Soldiers with assault rifles slung over their shoulders can be seen spaced out along the EU's eastern border, patrolling lines of razor wire that stretch out as far as the eye can see.
A makeshift shelter partially covered in tarpaulin and wooden planks of wood offers some respite for the soldiers, who were deployed to the area following a sharp rise in migrant arrivals.
Nearby, a car mounted with speakers blares out a message in several languages urging migrants to stay on or return to the Belarusian side.
"Migrants are still trying to cross the border in groups of 10 or 20. Last year, it was groups of hundreds of people," said Krystyna Jakimik-Jarosz, a spokeswoman for the border guards.
The West accused the Belarusian regime of orchestrating a migrant crisis last year as a form of retaliation against EU sanctions.
Belarus has denied this and urged the EU to take the migrants in, although it has since repatriated several thousand back to the Middle East.
Confronted with a sharp increase in arrivals, Poland in September banned media and aid groups from the immediate border area citing security reasons, and put up razor wire and deployed soldiers.
Aid groups have since accused both Poland and Belarus of violating migrants' rights and media rights groups have criticised the restrictions.
The Polish Supreme Court has also declared the ban on the media "incompatible" with the law.
- 'Protect' from journalists -
Facing criticism, Poland's populist government in December began organising trips for journalists to the restricted area but only under strict controls.
"We want to show what the situation on the border looks like," Jakimik-Jarosz said, who shadowed the media group along with two border guards who hid their faces so as not to reveal their identity.
Around 100 journalists have so far been allowed in.
"At the beginning it was above all Polish media who could visit the zone.

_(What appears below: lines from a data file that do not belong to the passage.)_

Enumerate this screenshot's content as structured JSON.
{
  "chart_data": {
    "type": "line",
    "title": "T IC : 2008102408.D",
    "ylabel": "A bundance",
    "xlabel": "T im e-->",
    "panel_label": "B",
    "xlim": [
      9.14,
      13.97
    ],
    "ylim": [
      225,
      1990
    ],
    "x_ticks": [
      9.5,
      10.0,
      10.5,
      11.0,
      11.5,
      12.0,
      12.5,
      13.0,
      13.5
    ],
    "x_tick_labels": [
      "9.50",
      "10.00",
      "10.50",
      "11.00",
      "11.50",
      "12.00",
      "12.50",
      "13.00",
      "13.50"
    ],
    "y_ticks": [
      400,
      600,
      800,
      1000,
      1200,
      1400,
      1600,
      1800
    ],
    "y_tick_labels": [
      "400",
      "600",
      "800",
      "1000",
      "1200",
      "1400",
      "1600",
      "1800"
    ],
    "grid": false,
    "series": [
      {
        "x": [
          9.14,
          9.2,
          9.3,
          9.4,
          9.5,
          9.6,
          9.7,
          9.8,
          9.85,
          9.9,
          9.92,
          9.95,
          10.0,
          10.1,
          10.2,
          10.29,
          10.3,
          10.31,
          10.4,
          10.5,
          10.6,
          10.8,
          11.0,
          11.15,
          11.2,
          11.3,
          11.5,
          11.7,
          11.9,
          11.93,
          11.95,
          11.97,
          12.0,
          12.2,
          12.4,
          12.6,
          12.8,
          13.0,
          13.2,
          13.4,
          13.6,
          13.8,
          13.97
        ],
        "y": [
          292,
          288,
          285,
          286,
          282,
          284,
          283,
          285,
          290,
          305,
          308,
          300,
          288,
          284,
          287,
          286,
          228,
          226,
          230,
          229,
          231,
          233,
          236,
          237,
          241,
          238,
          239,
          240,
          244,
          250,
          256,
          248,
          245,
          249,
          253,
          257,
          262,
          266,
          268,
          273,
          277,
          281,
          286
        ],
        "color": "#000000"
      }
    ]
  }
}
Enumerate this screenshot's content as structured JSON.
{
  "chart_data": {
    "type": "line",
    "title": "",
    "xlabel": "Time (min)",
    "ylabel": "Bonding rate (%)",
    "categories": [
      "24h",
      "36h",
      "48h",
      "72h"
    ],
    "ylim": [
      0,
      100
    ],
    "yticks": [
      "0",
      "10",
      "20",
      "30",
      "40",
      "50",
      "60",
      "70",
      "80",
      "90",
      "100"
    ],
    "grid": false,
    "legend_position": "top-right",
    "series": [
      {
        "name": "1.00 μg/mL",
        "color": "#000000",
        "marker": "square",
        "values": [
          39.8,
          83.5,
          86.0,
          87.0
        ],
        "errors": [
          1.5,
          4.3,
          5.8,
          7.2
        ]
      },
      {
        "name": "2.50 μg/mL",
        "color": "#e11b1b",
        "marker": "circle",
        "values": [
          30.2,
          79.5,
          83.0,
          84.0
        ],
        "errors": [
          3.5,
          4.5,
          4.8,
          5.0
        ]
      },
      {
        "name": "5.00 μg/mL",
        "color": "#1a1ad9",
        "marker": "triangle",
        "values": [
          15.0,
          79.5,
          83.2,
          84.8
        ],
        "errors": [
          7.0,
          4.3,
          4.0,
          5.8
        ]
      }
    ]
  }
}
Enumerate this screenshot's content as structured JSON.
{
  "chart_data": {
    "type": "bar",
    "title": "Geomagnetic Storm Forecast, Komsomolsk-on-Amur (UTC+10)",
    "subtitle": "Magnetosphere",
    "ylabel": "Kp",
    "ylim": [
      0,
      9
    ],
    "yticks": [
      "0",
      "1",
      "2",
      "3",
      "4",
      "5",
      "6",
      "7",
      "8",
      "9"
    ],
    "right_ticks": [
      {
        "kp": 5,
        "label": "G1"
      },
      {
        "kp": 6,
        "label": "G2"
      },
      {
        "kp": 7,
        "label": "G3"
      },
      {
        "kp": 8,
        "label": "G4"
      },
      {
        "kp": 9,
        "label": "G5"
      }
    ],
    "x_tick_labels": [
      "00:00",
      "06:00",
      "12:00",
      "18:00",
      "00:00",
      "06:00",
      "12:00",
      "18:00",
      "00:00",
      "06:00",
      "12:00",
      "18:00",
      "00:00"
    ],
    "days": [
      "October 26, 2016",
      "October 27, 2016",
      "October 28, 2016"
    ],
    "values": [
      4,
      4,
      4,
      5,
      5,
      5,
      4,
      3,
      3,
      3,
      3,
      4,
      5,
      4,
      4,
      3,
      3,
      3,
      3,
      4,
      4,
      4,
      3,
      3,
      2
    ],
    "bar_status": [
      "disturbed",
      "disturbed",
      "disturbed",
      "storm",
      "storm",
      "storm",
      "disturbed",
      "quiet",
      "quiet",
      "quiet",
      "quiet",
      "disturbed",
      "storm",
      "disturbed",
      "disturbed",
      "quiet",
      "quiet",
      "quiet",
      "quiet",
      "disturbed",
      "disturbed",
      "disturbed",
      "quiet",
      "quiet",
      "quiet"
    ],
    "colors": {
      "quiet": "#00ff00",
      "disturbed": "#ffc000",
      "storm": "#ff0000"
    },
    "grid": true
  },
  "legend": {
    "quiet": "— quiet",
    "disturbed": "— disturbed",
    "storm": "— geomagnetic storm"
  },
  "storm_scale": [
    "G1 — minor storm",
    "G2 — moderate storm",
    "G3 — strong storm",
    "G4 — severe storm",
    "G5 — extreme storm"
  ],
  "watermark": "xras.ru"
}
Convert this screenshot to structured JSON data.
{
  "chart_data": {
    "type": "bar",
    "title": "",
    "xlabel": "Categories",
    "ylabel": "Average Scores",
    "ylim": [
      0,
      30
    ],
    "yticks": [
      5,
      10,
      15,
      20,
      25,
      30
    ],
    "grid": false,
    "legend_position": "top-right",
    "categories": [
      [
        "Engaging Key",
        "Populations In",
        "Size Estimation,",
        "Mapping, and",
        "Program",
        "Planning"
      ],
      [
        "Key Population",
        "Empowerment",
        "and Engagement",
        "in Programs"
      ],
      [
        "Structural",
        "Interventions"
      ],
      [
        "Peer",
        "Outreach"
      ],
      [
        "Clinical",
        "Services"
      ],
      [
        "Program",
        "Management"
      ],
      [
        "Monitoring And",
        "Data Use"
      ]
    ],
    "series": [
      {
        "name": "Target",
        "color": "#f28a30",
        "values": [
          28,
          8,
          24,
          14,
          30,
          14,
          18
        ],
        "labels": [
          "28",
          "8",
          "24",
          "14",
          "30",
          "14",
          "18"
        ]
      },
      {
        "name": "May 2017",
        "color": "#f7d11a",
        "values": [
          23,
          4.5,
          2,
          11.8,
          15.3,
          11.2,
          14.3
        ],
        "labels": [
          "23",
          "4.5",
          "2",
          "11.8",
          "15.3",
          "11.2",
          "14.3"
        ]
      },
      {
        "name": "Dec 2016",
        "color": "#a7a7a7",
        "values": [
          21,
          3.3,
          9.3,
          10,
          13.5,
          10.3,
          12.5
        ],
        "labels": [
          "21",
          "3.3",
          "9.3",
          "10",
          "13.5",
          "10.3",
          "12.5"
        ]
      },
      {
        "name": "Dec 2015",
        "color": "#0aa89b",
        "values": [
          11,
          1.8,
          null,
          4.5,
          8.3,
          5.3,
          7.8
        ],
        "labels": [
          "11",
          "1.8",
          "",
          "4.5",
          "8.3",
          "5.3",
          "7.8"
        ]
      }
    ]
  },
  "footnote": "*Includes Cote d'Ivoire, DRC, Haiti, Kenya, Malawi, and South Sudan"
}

Foreign journalists had to be specially verified," the spokeswoman said.
Coverage of the start of construction this week of a border wall being built by Poland along 186 kilometres (115 miles) of frontier was also heavily restricted.
"This is about your security and ours. If something were to happen, we would be responsible," Jakimik-Jarosz said.
"But it is also to protect ourselves to ensure that we can do our job of protecting the border."
She said soldiers and border guards last year found themselves "having to protect themselves sometimes from journalists who pointed cameras in their faces and asked them to identify themselves".
Of the media ban, she added: "I understand that this is not always satisfactory for everyone".